Symbols in logos, when used correctly, can become the most memorable feature. If a firm currently has a symbol in use, it’s wise to make certain it meets the following criteria:

Is the symbol?

-       Clean and Simple

-       Original

-       Using design rules

-       Not using clip art

If the logo’s symbol can check all of those off, then skip to the next paragraph with confidence. If it lacks in a few of the categories, let’s see what can be improved? Logos should always be clean and simple. For example, Apple went from having an intricate, rainbow apple as their logo, to a more sophisticated chrome apple. Simplifying can tie a logo together for a more professional look. Would you consider your logo to be original? This question could be directed to all law firms that are still using legal scales or columns in their logos. What else could represent your company without using “typical legal icons”? This is where utilizing design principles can bring new ideas to the table. Using balance, contrast, and other similar elements to spice up your ideas can create something more abstract. If you get to a point where you’re stuck and need a fresh approach, check out Behance for additional artwork inspiration. Always remember, when using a symbol, choose a design with a memorable purpose.
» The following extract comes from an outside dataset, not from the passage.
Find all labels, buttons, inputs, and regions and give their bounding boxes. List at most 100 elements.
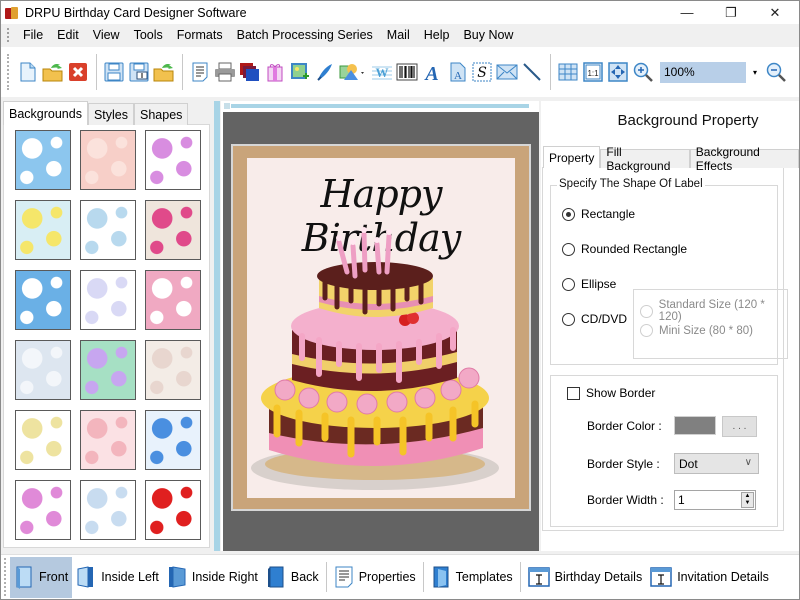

Last, let’s be clear the design is functional on all media. This means it should be simplified by eliminating drop shadows or gradients. If you decide to keep these elements in your logo, make sure it’s a vectorized version that can be used in standard printing and may be printed on products. Also try printing your logo out extremely small and very large to ensure that it’s visible in all sizes. One of the most important elements to remember is a logo should always be vectorized, not rasterized. A vector is a mathematical formula that can be rescaled over and over again and never lose resolution. Rasterized images are measured in colored pixels and will lose quality when resized. When a logo is vectorized, the best way to save it with transparency is to save in a .png format. This will ensure the image can be saved without a white box around it, which is what happens when a transparent image is saved as a .jpg file.